“Data integrity” focus: At the foundation of a robust AI framework lies the imperative to mitigate bias, safeguard privacy, and respect intellectual property rights. With the advent of GenAI, the risk of inadvertently revealing sensitive training data becomes a pressing concern. This underscores the need for a pre-emptive focus on the implications of bias, discrimination, and decision-making with non-verified data. This requires interdisciplinary collaboration, bringing together expertise from data privacy, customer services, legal, marketing, and development to identify and mitigate risks.
Given the particularly sensitive nature of data within the insurance sector, Swiss insurer Die Mobiliar proactively formulated a data strategy well before the emergence of ChatGPT. It assembled an interdisciplinary team from compliance, business security, data science, and IT architecture. This team’s mission is to ensure that its data strategy and ethical considerations are aligned. They accomplish this by exchanging knowledge, offering advice, and maintaining a comprehensive perspective. The team is governed by a board represented by wider stakeholders who carry information back to their respective business lines and alert the team to relevant issues. This two-tiered governance model provides direction and encourages cooperative efforts on matters of digital responsibility, establishing a solid foundation for the use of GenAI that is committed to data integrity.

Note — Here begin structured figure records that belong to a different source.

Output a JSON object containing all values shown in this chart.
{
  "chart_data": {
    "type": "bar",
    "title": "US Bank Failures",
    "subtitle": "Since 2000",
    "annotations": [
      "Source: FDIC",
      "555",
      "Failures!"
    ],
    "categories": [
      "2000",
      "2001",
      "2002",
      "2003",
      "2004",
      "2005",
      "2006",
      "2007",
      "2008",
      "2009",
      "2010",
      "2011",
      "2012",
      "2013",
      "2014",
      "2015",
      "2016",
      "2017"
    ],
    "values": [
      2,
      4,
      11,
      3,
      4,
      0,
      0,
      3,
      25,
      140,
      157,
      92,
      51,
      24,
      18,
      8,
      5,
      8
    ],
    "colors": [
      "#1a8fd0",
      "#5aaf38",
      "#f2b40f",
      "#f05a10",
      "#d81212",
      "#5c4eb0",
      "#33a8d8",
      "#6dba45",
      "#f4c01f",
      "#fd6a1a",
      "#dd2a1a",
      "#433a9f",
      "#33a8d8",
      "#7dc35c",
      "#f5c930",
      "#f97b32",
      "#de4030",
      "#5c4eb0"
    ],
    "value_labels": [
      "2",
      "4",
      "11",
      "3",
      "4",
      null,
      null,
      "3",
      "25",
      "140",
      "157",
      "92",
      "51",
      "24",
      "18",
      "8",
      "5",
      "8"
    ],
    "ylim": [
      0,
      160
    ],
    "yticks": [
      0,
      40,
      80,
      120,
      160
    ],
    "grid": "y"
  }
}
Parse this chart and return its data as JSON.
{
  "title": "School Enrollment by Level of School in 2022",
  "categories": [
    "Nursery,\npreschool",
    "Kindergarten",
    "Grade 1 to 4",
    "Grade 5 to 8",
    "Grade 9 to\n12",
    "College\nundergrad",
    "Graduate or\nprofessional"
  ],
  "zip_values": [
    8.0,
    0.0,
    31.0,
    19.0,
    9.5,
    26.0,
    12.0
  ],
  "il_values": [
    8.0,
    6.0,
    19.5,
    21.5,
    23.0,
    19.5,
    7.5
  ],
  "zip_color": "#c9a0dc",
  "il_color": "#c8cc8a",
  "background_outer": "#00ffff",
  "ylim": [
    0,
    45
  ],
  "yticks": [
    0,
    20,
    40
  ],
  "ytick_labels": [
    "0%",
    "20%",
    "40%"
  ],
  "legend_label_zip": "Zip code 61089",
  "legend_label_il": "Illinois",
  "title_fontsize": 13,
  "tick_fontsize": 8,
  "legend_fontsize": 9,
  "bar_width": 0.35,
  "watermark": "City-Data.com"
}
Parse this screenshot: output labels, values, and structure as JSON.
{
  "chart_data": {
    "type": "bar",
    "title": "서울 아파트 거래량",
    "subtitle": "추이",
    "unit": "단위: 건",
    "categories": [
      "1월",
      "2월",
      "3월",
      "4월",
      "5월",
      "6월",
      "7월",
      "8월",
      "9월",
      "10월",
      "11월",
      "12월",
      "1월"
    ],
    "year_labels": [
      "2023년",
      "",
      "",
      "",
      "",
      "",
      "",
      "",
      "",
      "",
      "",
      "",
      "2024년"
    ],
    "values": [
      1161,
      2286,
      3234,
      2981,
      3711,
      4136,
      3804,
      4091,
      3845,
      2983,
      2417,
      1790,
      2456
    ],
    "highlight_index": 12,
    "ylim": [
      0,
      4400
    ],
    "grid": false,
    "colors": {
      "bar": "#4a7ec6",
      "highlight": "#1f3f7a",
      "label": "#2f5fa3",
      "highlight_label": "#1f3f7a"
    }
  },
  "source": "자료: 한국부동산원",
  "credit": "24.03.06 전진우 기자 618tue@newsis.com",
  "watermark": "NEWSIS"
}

Collaborative intelligence: GenAI experimentation is not an isolated pursuit; it’s a collaborative effort that benefits from shared insights and advancements. The learnings from one department can propel innovation throughout an organization, emphasizing that the value lies not just in individual achievements but in how they collectively uplift the whole. This can be done by building what transformation experts describe as corporate centers of excellence (COEs), that is, a model that incorporates a centralized knowledge base to create hardwired processes and standardized systems that efficiently produce and deploy AI models and solutions across the organization. These COEs can be standalone cost centers that are either fully funded by corporate headquarters or cofounded by various business units. Alternatively, it can operate under IT as a separate unit with clear boundaries or under a dominant business unit or key function such as marketing.
GenAI also introduces a dynamic that requires continual interaction with technology, moving beyond static learning curves. As these tools learn autonomously, employees face the ongoing challenge of adapting to their evolving capabilities. The integration of GenAI into the workplace is redefining the interplay between human cognition and artificial intelligence, raising critical questions about how to employ it in a way that enhances rather than hinders human capabilities. To effectively navigate this, it is useful to first differentiate among the participants in the interaction – whether they are individuals, groups, or machines – and to identify the initiator of the interaction, be it a human or a machine. This categorization results in six possible collaborative uses of generative AI, such as a “CoachGPT”, which provides employees with suggestions on managing their work by observing what they do and their environment; or “BossGPT,” which advises and coordinates a group of people on what they could or should do to maximize team output. GenAI is becoming a core component of our cognitive processes, demanding a thoughtful approach to its adoption that prioritizes augmentation and seamless integration into the fabric of organizational intelligence.